Читаем Пустырь полностью

Лукьян, увидев серые, бездонно-угрюмые, точно как у колдуна, глаза Нестора, попытался сдержать нараставшую панику, но теперь это едва ли ему удавалось: он уже несколько раз заикнулся, и запинки стали заметны окружающим после того, как он в одном месте перепутал текст молитвы. То есть путаницы-то никто, кроме самого Лукьяна, ни в жизни бы не различил, но осознав, что, переставил местами слова и брякнул галиматью, он сам замолчал, нарушив этим размеренность монотонного ритма службы. – Несть исцеления в лице моем от плоти гнева твоего. – Демьян взглянул на него, потом на кузнеца, и только после этого священник продолжил с дрожащей, мертвецкой интонацией. – Несть мира в костех моих от лица грех моих. – Его трепещущая, рябая тень корчилась и рваными кружевами расползалась по стенам.
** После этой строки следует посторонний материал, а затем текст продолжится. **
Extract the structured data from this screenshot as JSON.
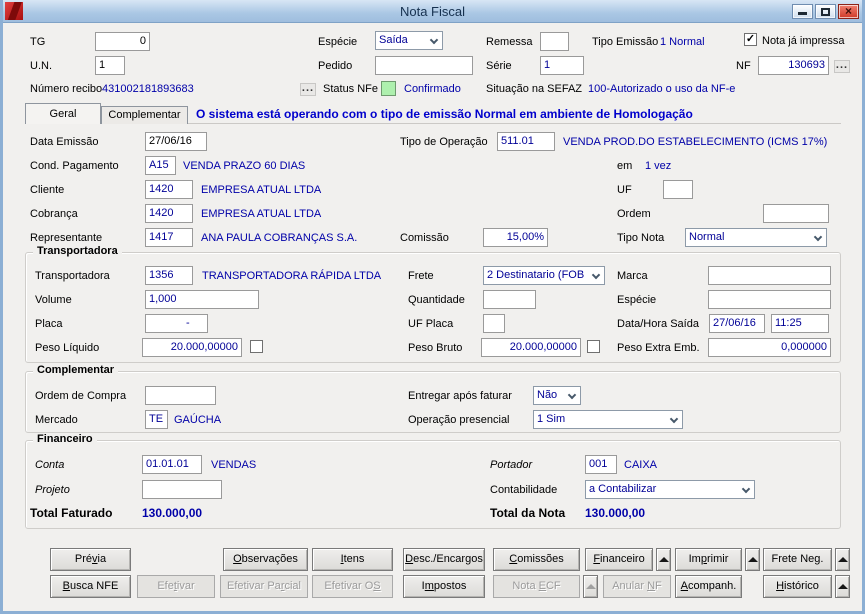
{
  "window": {
    "title": "Nota Fiscal",
    "controls": {
      "minimize": "minimize",
      "maximize": "maximize",
      "close": "×"
    }
  },
  "colors": {
    "value_navy": "#0000a8",
    "message_blue": "#0000cc",
    "status_green": "#aef0ae",
    "titlebar_blue": "#aac7e4",
    "frame_blue": "#8cafd4"
  },
  "header": {
    "tg": {
      "label": "TG",
      "value": "0"
    },
    "un": {
      "label": "U.N.",
      "value": "1"
    },
    "especie": {
      "label": "Espécie",
      "value": "Saída"
    },
    "pedido": {
      "label": "Pedido",
      "value": ""
    },
    "remessa": {
      "label": "Remessa",
      "value": ""
    },
    "serie": {
      "label": "Série",
      "value": "1"
    },
    "tipo_emissao": {
      "label": "Tipo Emissão",
      "value": "1 Normal"
    },
    "nf": {
      "label": "NF",
      "value": "130693",
      "more": "..."
    },
    "nota_ja_impressa": {
      "label": "Nota já impressa",
      "checked": true,
      "check_glyph": "✓"
    },
    "numero_recibo": {
      "label": "Número recibo",
      "value": "431002181893683",
      "more": "..."
    },
    "status_nfe": {
      "label": "Status NFe",
      "value": "Confirmado"
    },
    "situacao_sefaz": {
      "label": "Situação na SEFAZ",
      "value": "100-Autorizado o uso da NF-e"
    }
  },
  "tabs": {
    "geral": "Geral",
    "complementar": "Complementar",
    "message": "O sistema está operando com o tipo de emissão Normal em ambiente de Homologação"
  },
  "geral": {
    "data_emissao": {
      "label": "Data Emissão",
      "value": "27/06/16"
    },
    "tipo_operacao": {
      "label": "Tipo de Operação",
      "code": "511.01",
      "desc": "VENDA PROD.DO ESTABELECIMENTO (ICMS 17%)"
    },
    "cond_pagamento": {
      "label": "Cond. Pagamento",
      "code": "A15",
      "desc": "VENDA PRAZO 60 DIAS"
    },
    "parcelas": {
      "label": "em",
      "value": "1 vez"
    },
    "cliente": {
      "label": "Cliente",
      "code": "1420",
      "desc": "EMPRESA ATUAL LTDA"
    },
    "uf": {
      "label": "UF",
      "value": ""
    },
    "cobranca": {
      "label": "Cobrança",
      "code": "1420",
      "desc": "EMPRESA ATUAL LTDA"
    },
    "ordem": {
      "label": "Ordem",
      "value": ""
    },
    "representante": {
      "label": "Representante",
      "code": "1417",
      "desc": "ANA PAULA COBRANÇAS S.A."
    },
    "comissao": {
      "label": "Comissão",
      "value": "15,00%"
    },
    "tipo_nota": {
      "label": "Tipo Nota",
      "value": "Normal"
    }
  },
  "transportadora": {
    "title": "Transportadora",
    "transportadora": {
      "label": "Transportadora",
      "code": "1356",
      "desc": "TRANSPORTADORA RÁPIDA LTDA"
    },
    "frete": {
      "label": "Frete",
      "value": "2 Destinatario (FOB"
    },
    "marca": {
      "label": "Marca",
      "value": ""
    },
    "volume": {
      "label": "Volume",
      "value": "1,000"
    },
    "quantidade": {
      "label": "Quantidade",
      "value": ""
    },
    "especie": {
      "label": "Espécie",
      "value": ""
    },
    "placa": {
      "label": "Placa",
      "value": "-"
    },
    "uf_placa": {
      "label": "UF Placa",
      "value": ""
    },
    "data_hora_saida": {
      "label": "Data/Hora Saída",
      "date": "27/06/16",
      "time": "11:25"
    },
    "peso_liquido": {
      "label": "Peso Líquido",
      "value": "20.000,00000",
      "checked": false
    },
    "peso_bruto": {
      "label": "Peso Bruto",
      "value": "20.000,00000",
      "checked": false
    },
    "peso_extra": {
      "label": "Peso Extra Emb.",
      "value": "0,000000"
    }
  },
  "complementar": {
    "title": "Complementar",
    "ordem_compra": {
      "label": "Ordem de Compra",
      "value": ""
    },
    "entregar_apos_faturar": {
      "label": "Entregar após faturar",
      "value": "Não"
    },
    "mercado": {
      "label": "Mercado",
      "code": "TE",
      "desc": "GAÚCHA"
    },
    "operacao_presencial": {
      "label": "Operação presencial",
      "value": "1 Sim"
    }
  },
  "financeiro": {
    "title": "Financeiro",
    "conta": {
      "label": "Conta",
      "code": "01.01.01",
      "desc": "VENDAS"
    },
    "portador": {
      "label": "Portador",
      "code": "001",
      "desc": "CAIXA"
    },
    "projeto": {
      "label": "Projeto",
      "value": ""
    },
    "contabilidade": {
      "label": "Contabilidade",
      "value": "a Contabilizar"
    },
    "total_faturado": {
      "label": "Total Faturado",
      "value": "130.000,00"
    },
    "total_nota": {
      "label": "Total da Nota",
      "value": "130.000,00"
    }
  },
  "buttons": {
    "row1": [
      {
        "id": "previa",
        "label": "Prévia",
        "accel_index": 3,
        "disabled": false,
        "arrow": false
      },
      {
        "id": "observacoes",
        "label": "Observações",
        "accel_index": 0,
        "disabled": false,
        "arrow": false
      },
      {
        "id": "itens",
        "label": "Itens",
        "accel_index": 0,
        "disabled": false,
        "arrow": false
      },
      {
        "id": "desc-encargos",
        "label": "Desc./Encargos",
        "accel_index": 0,
        "disabled": false,
        "arrow": false
      },
      {
        "id": "comissoes",
        "label": "Comissões",
        "accel_index": 0,
        "disabled": false,
        "arrow": false
      },
      {
        "id": "financeiro",
        "label": "Financeiro",
        "accel_index": 0,
        "disabled": false,
        "arrow": true
      },
      {
        "id": "imprimir",
        "label": "Imprimir",
        "accel_index": 2,
        "disabled": false,
        "arrow": true
      },
      {
        "id": "frete-neg",
        "label": "Frete Neg.",
        "accel_index": 8,
        "disabled": false,
        "arrow": true
      }
    ],
    "row2": [
      {
        "id": "busca-nfe",
        "label": "Busca NFE",
        "accel_index": 0,
        "disabled": false,
        "arrow": false
      },
      {
        "id": "efetivar",
        "label": "Efetivar",
        "accel_index": 3,
        "disabled": true,
        "arrow": false
      },
      {
        "id": "efetivar-parcial",
        "label": "Efetivar Parcial",
        "accel_index": 11,
        "disabled": true,
        "arrow": false
      },
      {
        "id": "efetivar-os",
        "label": "Efetivar OS",
        "accel_index": 10,
        "disabled": true,
        "arrow": false
      },
      {
        "id": "impostos",
        "label": "Impostos",
        "accel_index": 1,
        "disabled": false,
        "arrow": false
      },
      {
        "id": "nota-ecf",
        "label": "Nota ECF",
        "accel_index": 5,
        "disabled": true,
        "arrow": true
      },
      {
        "id": "anular-nf",
        "label": "Anular NF",
        "accel_index": 7,
        "disabled": true,
        "arrow": false
      },
      {
        "id": "acompanh",
        "label": "Acompanh.",
        "accel_index": 0,
        "disabled": false,
        "arrow": false
      },
      {
        "id": "historico",
        "label": "Histórico",
        "accel_index": 0,
        "disabled": false,
        "arrow": true
      }
    ]
  }
}
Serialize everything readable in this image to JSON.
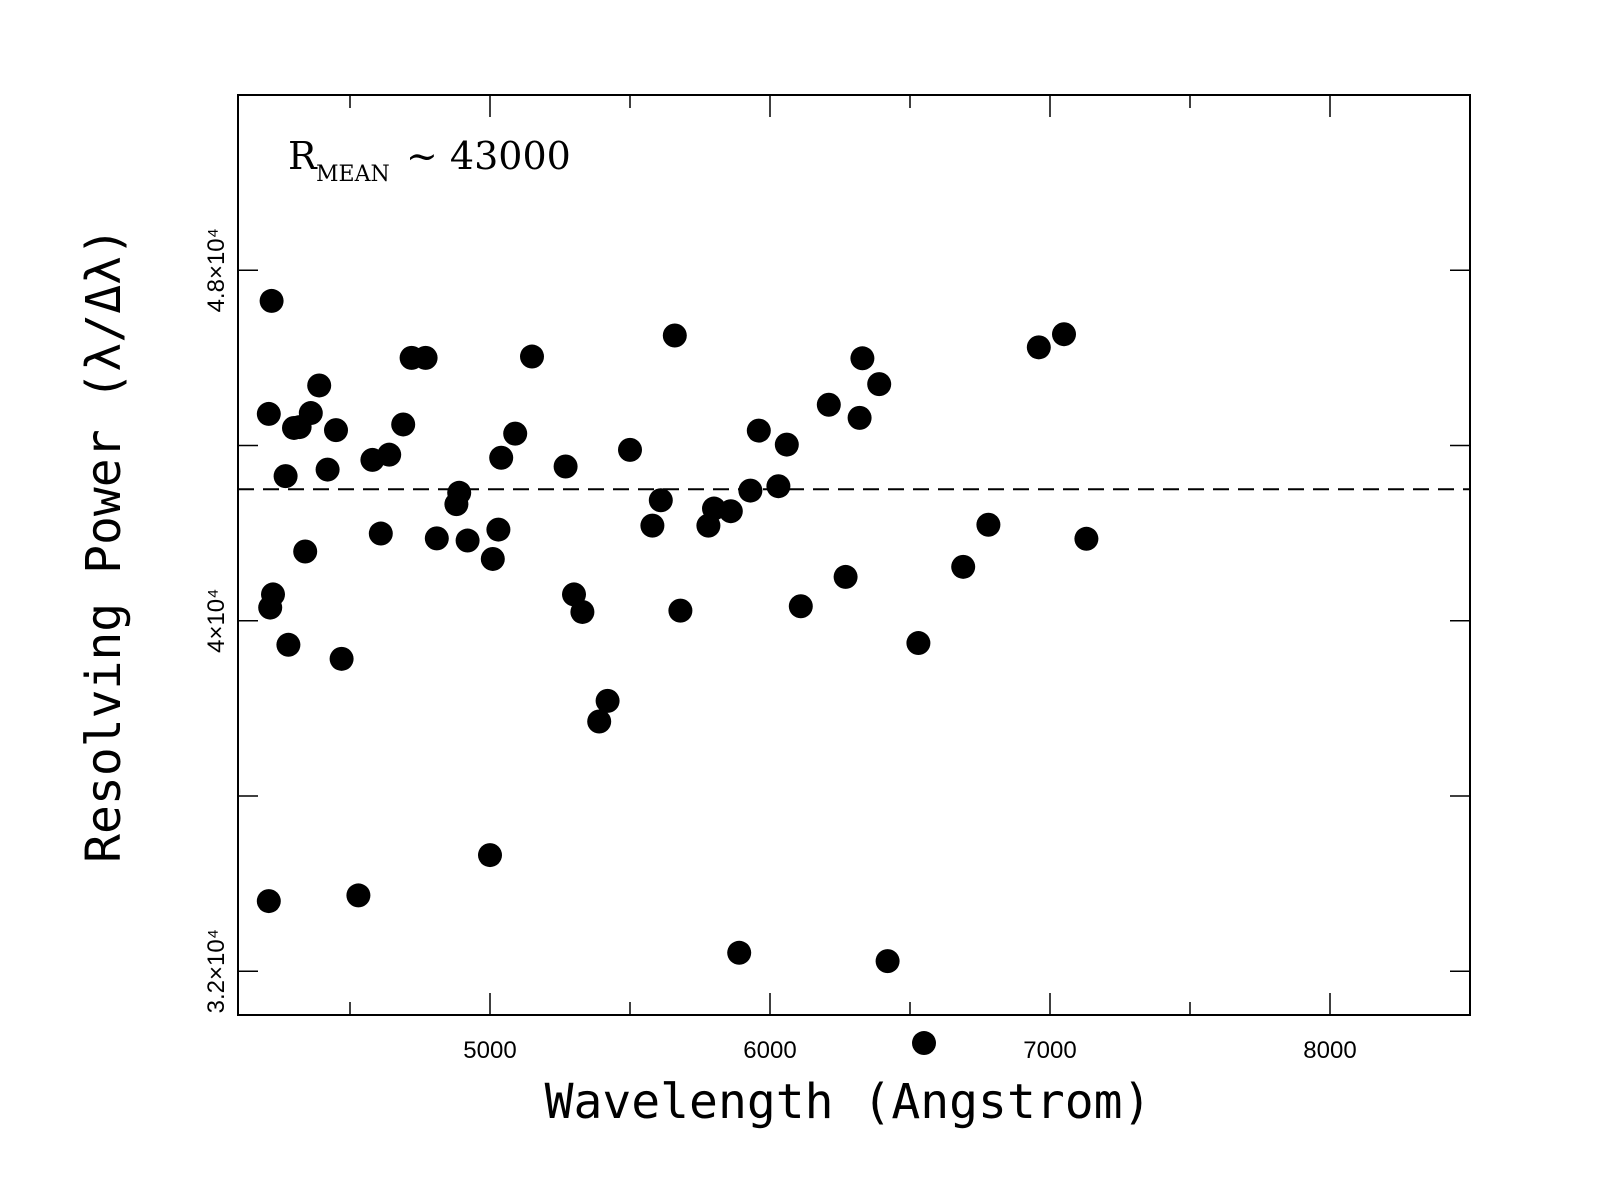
{
  "chart_data": {
    "type": "scatter",
    "title": "",
    "xlabel": "Wavelength (Angstrom)",
    "ylabel": "Resolving Power (λ/Δλ)",
    "xlim": [
      4100,
      8500
    ],
    "ylim": [
      31000,
      52000
    ],
    "xticks": [
      5000,
      6000,
      7000,
      8000
    ],
    "xtick_labels": [
      "5000",
      "6000",
      "7000",
      "8000"
    ],
    "yticks_labeled": [
      32000,
      40000,
      48000
    ],
    "ytick_labels": [
      "3.2×10⁴",
      "4×10⁴",
      "4.8×10⁴"
    ],
    "yticks_minor": [
      36000,
      44000
    ],
    "grid": false,
    "mean_line": {
      "y": 43000,
      "style": "dashed"
    },
    "annotation": {
      "main": "R",
      "subscript": "MEAN",
      "suffix": "~ 43000"
    },
    "points": [
      {
        "x": 4220,
        "y": 47300
      },
      {
        "x": 4210,
        "y": 44720
      },
      {
        "x": 4215,
        "y": 40300
      },
      {
        "x": 4225,
        "y": 40600
      },
      {
        "x": 4210,
        "y": 33600
      },
      {
        "x": 4270,
        "y": 43300
      },
      {
        "x": 4280,
        "y": 39450
      },
      {
        "x": 4300,
        "y": 44400
      },
      {
        "x": 4320,
        "y": 44420
      },
      {
        "x": 4340,
        "y": 41580
      },
      {
        "x": 4360,
        "y": 44740
      },
      {
        "x": 4390,
        "y": 45370
      },
      {
        "x": 4420,
        "y": 43450
      },
      {
        "x": 4450,
        "y": 44350
      },
      {
        "x": 4470,
        "y": 39130
      },
      {
        "x": 4530,
        "y": 33730
      },
      {
        "x": 4580,
        "y": 43670
      },
      {
        "x": 4610,
        "y": 41990
      },
      {
        "x": 4640,
        "y": 43790
      },
      {
        "x": 4690,
        "y": 44480
      },
      {
        "x": 4720,
        "y": 46000
      },
      {
        "x": 4770,
        "y": 46000
      },
      {
        "x": 4810,
        "y": 41880
      },
      {
        "x": 4880,
        "y": 42660
      },
      {
        "x": 4890,
        "y": 42920
      },
      {
        "x": 4920,
        "y": 41830
      },
      {
        "x": 5000,
        "y": 34650
      },
      {
        "x": 5010,
        "y": 41410
      },
      {
        "x": 5030,
        "y": 42080
      },
      {
        "x": 5040,
        "y": 43720
      },
      {
        "x": 5090,
        "y": 44270
      },
      {
        "x": 5150,
        "y": 46030
      },
      {
        "x": 5270,
        "y": 43520
      },
      {
        "x": 5300,
        "y": 40600
      },
      {
        "x": 5330,
        "y": 40200
      },
      {
        "x": 5390,
        "y": 37700
      },
      {
        "x": 5420,
        "y": 38170
      },
      {
        "x": 5500,
        "y": 43900
      },
      {
        "x": 5580,
        "y": 42170
      },
      {
        "x": 5610,
        "y": 42750
      },
      {
        "x": 5660,
        "y": 46510
      },
      {
        "x": 5680,
        "y": 40230
      },
      {
        "x": 5780,
        "y": 42170
      },
      {
        "x": 5800,
        "y": 42560
      },
      {
        "x": 5860,
        "y": 42500
      },
      {
        "x": 5890,
        "y": 32420
      },
      {
        "x": 5930,
        "y": 42970
      },
      {
        "x": 5960,
        "y": 44340
      },
      {
        "x": 6030,
        "y": 43070
      },
      {
        "x": 6060,
        "y": 44020
      },
      {
        "x": 6110,
        "y": 40330
      },
      {
        "x": 6210,
        "y": 44930
      },
      {
        "x": 6270,
        "y": 41000
      },
      {
        "x": 6320,
        "y": 44630
      },
      {
        "x": 6330,
        "y": 45990
      },
      {
        "x": 6390,
        "y": 45400
      },
      {
        "x": 6420,
        "y": 32230
      },
      {
        "x": 6530,
        "y": 39490
      },
      {
        "x": 6550,
        "y": 30360
      },
      {
        "x": 6690,
        "y": 41230
      },
      {
        "x": 6780,
        "y": 42190
      },
      {
        "x": 6960,
        "y": 46240
      },
      {
        "x": 7050,
        "y": 46540
      },
      {
        "x": 7130,
        "y": 41870
      }
    ]
  }
}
Все смотрели на кузнеца, ожидая недоброго, но он молча стоял у стены, и впоследствии, после произошедших буквально через пару минут событий, как ни странно, все очень быстро успели забыть о его присутствии в церкви в тот злополучный день. Но даже если б Нестор и задумал помешать ходу службы, ему бы это уже не удалось, потому что в это мгновение в церкви появился еще один посетитель.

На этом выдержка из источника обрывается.